Narazie dałem jej ochłonac i nieodzywam sie od tygodnia.

Bardzo ja kocham niechce sie poddawac chce o nia walczyc.. wiem ze ja zawiodlem i nieptrafi mi zaufac ale ja naprawde potrafie sie dla niej zmienic jest tego warta i niewiem juz co robic.
napisał/a: Tigana 2009-05-30 18:18
ale na czym Twoim zdaniem polega to, ze możesz się dla niej zmienić? że zrobiłes jej filmik? chłopie, przez 3 lata miałes ja w głebokim poważaniu, a teraz, jak Ci zabrakło tej wygody, jaką z nią miałeś, to nagle zacząłeś zastanawiać sie nad sobą?

wybacz, ale co to za facet, który po 3 latach zapomina o urodzinach swojej dziewczyny?

nie dziwię się , ze odeszła. zdziwiłabym się bardzo , gdyby po czymś takim potrafiła wrócić. A na czym na razie polega Twoja walka? na bukiecie róż, filmiku, smsie i tygodniowym milczeniu? no faktycznie, udowadniasz jej na każdym kroku, jak Ci na niej zalezy.

Ziwazek nie opiera się na takich jednorazowych akcjach, ale na codziennym byciu przy sobie, szacunku, wspieraniu w trudnych momentach.

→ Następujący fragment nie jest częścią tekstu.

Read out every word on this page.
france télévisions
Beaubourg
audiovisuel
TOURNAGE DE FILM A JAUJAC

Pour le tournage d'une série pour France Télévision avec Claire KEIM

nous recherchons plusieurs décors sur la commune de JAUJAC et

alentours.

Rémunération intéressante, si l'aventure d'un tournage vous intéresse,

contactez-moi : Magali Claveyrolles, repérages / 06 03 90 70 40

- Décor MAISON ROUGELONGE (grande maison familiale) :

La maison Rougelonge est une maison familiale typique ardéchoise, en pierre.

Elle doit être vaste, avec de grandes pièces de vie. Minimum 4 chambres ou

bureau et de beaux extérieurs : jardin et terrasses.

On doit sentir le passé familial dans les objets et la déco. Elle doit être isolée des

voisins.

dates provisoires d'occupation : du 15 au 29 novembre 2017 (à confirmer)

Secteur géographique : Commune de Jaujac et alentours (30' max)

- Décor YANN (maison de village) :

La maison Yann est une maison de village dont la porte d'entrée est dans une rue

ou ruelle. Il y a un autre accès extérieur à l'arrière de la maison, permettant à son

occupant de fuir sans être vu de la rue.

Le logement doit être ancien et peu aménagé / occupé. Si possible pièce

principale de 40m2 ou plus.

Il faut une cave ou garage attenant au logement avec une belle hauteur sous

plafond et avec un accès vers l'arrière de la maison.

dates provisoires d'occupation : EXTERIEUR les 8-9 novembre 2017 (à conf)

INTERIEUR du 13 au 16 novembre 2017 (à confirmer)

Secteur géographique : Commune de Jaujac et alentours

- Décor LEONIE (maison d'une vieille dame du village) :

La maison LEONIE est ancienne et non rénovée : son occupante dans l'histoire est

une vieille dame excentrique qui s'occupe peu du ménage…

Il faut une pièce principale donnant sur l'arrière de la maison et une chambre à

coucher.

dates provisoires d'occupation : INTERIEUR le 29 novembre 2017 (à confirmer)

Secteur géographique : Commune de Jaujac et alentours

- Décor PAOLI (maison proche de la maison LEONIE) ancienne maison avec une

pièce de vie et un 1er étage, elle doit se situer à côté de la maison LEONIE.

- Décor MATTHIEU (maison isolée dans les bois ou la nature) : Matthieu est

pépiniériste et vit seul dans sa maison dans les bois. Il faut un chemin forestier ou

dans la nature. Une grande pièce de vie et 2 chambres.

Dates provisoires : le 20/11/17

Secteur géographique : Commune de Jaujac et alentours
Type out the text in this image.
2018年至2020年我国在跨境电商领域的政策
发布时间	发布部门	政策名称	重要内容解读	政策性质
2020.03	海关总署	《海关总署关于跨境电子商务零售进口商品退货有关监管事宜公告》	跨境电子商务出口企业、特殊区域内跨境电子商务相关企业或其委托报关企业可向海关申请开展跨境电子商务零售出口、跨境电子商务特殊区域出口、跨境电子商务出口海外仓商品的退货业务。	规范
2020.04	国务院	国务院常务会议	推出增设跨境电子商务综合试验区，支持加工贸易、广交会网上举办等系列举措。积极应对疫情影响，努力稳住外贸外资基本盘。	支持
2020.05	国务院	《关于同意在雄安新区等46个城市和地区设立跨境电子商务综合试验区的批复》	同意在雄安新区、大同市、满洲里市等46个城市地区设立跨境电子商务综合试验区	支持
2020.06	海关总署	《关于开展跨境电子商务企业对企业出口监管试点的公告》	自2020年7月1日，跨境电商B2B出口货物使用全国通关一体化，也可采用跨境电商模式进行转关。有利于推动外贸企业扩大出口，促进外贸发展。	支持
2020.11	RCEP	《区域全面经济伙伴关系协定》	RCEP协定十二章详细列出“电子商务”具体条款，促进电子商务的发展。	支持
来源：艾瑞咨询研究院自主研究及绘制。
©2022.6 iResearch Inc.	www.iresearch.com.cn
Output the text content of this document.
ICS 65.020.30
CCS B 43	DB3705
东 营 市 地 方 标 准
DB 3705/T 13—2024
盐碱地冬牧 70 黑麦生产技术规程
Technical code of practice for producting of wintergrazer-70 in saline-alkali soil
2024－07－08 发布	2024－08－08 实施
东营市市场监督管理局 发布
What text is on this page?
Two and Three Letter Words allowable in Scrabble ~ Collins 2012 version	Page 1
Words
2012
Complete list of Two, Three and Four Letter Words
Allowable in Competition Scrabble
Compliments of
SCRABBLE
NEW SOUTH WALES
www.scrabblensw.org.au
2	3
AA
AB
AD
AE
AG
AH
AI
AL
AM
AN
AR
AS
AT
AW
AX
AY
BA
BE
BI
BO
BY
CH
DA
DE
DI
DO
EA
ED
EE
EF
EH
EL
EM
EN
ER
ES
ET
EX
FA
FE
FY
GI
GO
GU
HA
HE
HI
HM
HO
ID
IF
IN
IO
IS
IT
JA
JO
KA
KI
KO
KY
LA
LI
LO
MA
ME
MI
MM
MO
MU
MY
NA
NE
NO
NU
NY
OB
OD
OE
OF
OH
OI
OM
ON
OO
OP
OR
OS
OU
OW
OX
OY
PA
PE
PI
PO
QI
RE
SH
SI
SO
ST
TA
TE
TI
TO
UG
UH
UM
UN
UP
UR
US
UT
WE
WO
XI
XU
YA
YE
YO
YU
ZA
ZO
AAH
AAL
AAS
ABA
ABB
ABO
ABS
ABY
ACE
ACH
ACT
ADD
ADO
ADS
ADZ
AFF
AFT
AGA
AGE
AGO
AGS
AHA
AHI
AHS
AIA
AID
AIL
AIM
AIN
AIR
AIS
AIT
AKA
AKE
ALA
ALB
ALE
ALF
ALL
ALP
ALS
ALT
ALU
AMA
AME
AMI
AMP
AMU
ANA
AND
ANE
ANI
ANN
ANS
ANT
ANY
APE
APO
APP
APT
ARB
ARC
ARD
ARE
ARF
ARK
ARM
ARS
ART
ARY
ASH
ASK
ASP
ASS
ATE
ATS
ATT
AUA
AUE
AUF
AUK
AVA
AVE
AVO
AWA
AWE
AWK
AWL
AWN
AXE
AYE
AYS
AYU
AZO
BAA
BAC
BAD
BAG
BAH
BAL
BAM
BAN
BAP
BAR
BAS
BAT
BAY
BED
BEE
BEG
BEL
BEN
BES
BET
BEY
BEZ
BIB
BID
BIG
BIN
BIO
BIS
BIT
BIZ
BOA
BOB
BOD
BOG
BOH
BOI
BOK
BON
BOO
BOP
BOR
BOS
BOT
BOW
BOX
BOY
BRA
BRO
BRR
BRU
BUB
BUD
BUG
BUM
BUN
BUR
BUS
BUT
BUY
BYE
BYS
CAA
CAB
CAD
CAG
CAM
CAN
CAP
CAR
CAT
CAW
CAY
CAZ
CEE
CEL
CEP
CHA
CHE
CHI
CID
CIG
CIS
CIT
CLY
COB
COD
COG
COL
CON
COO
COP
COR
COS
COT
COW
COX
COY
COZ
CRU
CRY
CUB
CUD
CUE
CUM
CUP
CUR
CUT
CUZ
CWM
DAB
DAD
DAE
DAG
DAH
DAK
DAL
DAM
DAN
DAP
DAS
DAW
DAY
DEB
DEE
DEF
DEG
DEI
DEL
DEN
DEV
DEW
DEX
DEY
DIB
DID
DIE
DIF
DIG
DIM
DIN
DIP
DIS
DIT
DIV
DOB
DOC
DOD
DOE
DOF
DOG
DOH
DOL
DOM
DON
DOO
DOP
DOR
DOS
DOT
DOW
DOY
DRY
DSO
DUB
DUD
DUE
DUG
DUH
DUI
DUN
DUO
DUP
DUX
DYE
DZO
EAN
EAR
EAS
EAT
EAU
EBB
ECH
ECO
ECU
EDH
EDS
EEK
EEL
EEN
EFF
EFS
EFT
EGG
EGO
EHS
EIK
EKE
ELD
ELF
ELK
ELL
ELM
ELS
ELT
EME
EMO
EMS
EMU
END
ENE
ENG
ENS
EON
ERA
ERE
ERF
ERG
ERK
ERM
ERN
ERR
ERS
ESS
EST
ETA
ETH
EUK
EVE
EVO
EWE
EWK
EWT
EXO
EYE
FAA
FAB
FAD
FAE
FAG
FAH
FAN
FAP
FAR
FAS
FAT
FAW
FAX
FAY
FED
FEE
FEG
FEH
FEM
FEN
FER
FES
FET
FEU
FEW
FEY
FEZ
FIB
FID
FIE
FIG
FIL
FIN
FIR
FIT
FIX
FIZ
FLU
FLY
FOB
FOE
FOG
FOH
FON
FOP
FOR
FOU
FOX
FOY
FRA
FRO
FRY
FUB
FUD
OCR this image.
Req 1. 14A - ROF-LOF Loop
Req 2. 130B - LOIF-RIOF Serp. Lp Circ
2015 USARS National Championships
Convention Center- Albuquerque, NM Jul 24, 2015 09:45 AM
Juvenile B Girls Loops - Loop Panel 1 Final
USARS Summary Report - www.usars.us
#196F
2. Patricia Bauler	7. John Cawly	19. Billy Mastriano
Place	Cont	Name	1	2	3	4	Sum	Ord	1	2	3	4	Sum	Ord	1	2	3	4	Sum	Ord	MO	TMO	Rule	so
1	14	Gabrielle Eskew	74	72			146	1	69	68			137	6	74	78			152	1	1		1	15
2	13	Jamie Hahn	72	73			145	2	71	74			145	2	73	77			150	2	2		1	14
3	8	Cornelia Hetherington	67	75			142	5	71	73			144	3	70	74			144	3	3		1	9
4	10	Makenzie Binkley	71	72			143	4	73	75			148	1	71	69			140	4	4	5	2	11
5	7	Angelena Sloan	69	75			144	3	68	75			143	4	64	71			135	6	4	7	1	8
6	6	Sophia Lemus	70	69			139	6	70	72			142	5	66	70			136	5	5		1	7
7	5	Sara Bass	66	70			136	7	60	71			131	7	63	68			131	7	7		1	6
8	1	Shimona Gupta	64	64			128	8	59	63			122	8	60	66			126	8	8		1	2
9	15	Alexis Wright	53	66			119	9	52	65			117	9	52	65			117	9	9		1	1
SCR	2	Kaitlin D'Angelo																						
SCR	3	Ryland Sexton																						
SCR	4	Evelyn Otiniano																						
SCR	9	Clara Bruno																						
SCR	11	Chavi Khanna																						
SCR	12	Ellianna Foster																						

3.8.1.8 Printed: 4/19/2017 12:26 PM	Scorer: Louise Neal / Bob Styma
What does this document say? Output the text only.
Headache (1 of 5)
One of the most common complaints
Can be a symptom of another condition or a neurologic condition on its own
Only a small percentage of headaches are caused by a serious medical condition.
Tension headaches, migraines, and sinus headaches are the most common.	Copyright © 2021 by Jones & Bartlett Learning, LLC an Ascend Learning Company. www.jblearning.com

Jesli u Was tego zabrakło. jej miłość mogła zwyczajnie wygasnąć. Jak ognisko, do którego nikt nie podkłada drewna. I na to już nic nie poradzisz. Warto, zebyś wyciagnął wniosek na przyszłość.
napisał/a: potyuiop 2009-05-30 18:41
nie sadze by jej milosc wygasla zreszta od zerwania powiedziala mi 3 razy ze nie kocha aona nigdy nie klamie.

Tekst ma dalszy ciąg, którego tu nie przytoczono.